AmeriGas Partners, L.P.: A Surprisingly Safe 10% Yield
Is This Payout Safe?
Buying high-yield stocks sometimes feels like being an Alaskan crab fisherman: it’s a lucrative but dangerous undertaking.
So I get mixed feelings whenever a big payout crosses my desk. On one hand, the oversized yield gets my greed glands churning. On the other, I know that one misstep could wash my portfolio overboard.
Take propane distributor AmeriGas Partners, L.P. (NYSE:APU). APU stock’s 10% yield piqued my interest, but any time you see a yield this high, you have to wonder if it might get cut.
So, is this distribution safe? Let’s dig into the financials.
Propane distribution represents the ultimate cash cow business. Like natural gas utilities, AmeriGas Partners, L.P. charges a fixed markup on each gallon of product sold. So while sales may swing wildly with commodity prices, gross margins do not.

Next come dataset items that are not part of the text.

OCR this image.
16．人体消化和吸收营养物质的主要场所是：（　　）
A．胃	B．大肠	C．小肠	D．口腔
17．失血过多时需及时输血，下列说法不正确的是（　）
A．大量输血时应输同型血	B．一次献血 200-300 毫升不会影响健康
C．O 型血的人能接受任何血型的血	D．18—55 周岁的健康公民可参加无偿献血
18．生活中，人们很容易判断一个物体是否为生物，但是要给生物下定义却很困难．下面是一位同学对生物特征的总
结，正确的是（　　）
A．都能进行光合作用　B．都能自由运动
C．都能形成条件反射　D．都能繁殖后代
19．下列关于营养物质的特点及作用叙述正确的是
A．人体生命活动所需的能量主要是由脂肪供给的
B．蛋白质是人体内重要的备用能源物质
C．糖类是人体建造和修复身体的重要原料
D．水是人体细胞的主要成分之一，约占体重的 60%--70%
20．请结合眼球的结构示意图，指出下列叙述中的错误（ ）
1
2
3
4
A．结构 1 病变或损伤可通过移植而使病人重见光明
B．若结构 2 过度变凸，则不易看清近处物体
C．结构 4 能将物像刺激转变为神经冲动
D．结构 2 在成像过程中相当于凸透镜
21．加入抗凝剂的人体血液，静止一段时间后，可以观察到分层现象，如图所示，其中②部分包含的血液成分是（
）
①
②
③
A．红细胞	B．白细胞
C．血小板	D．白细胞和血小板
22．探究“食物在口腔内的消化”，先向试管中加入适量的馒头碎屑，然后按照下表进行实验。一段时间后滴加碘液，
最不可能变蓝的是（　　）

This business would not be very profitable except for one factor: AmeriGas, not its customers, owns the propane tanks on site. This allows the company to prevent households from switching to cheaper rivals (unless they want to dig up their yards). For AmeriGas, this results in robust margins year after year.
APU stock has boosted its payout every year since 2001, in addition to supplementing shareholder income through the occasional special distribution. That type of track record shows a true commitment to investors and bodes well for the partnership’s future.
This year, management projects the adjusted earnings before interest, taxes, depreciation, and amortization to come in at around $610.0 million. Over that same period, APU stock will pay out around $350.0 million in distributions.
That comes out to a payout ratio of nearly 60%—high, but still well within my comfort zone. Management has left themselves plenty of financial wiggle room to continue paying distributions even in the event of a bad year or two.
(Source: “Distribution History,” AmeriGas Partners, L.P., last accessed October 25, 2018.)
The big risk here is weather. AmeriGas makes more money when it sells more propane. So, while I’m hoping for a warm winter, lower heating demand would clip the company’s profits.
Interest rates could also hurt the unit price. Because APU stock’s distributions resemble bond coupons, units compete directly with fixed-income securities for capital. As yields have risen, we’ve seen the partnership’s value drop to a new 52-week low.
None of these issues should really worry income investors, however. AmeriGas’s conservative financial profile means the firm can ride out a series of warm winters. And while a lower unit price hurts traders, it really doesn’t impact the distributions to long-term investors.
In other words, AmeriGas Partners, L.P.’s 10% yield looks surprisingly safe.